European credit derivative indexes gave up most of their earlier gains on Friday, with financials hit hardest after the announcement of emergency funding for US investment bank Bear Stearns. J.P. Morgan and the Federal Reserve Bank of New York said they would provide secured funding for Bear Stearns up to 28 days after the bank said its liquidity position had "significantly deteriorated."
"Our liquidity position in the last 24 hours had significantly deteriorated. We took this important step to restore confidence in us in the marketplace, strengthen our liquidity and allow us to continue normal operations," said Bear Stearns Chief Executive Alan Schwartz.
Debt protection costs of Bear Stearns, Lehman Brothers and Citibank surged. Shares in Bear Stearns, the fifth largest US investment bank, dropped as much as 50 percent. One trader said some banks had stopped trading with Bear Stearns. "There are five or six banks that have said that they won't take them (Bear Stearns) as counterparty now because they might not be there tomorrow," the trader said.
Commerzbank, J.P. Morgan and RBS are among those banks, he said. All three banks declined to comment. Simon Ballard, global credit strategist at ABM Amro Asset Management said: "There's no problem with solvency at the bank itself, it's the counterparty risk that has accelerated and triggered today's events," he said.

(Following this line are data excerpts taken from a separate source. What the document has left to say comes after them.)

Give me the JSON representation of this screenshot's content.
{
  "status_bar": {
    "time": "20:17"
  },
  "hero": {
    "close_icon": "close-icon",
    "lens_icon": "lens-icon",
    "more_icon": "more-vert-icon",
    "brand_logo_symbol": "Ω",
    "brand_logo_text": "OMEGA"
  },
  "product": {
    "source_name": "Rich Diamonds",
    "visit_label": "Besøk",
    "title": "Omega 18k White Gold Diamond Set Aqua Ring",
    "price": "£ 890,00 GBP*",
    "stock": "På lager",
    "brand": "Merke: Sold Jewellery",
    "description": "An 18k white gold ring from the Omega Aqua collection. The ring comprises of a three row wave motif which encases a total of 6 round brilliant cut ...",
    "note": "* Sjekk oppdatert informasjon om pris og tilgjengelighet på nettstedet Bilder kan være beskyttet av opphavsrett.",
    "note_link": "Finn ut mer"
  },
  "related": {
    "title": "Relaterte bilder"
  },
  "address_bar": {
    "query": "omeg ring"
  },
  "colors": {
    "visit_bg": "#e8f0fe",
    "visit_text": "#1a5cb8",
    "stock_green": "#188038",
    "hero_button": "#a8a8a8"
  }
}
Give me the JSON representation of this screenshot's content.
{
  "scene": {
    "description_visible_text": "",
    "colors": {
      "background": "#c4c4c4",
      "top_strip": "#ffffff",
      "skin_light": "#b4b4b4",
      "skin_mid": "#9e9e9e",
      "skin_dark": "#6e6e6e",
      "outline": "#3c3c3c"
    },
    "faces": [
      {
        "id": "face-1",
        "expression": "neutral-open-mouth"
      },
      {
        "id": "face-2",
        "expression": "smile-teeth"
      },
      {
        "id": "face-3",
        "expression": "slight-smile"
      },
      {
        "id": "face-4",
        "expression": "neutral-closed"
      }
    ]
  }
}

Just a day earlier, Bear Stearns had sought to soothe the market over the state of its liquidity. By 1652 GMT, the investment-grade Markit iTraxx Europe index was at 156 basis points, according to data from Markit, 3 basis points narrower than late on Thursday. But the index was volatile, swinging in a 10 basis point range as the Bear Stearns headlines were digested.
The Markit iTraxx five-year senior financials index was at about 156 basis points, a trader said, 5 basis points tighter. That index had nudged above the Europe index, hitting more than 160 basis points at one point.
The Markit iTraxx Crossover index, made up of 50 mostly "junk"-rated credits, was at 614 basis points, 11 basis points tighter but had traded in a 20 basis point range. Traders said they were surprised that indexes had not widened more sharply. "It may just be because people haven't quite figured out what is going on. I think we'll be wider on Monday," the trader said.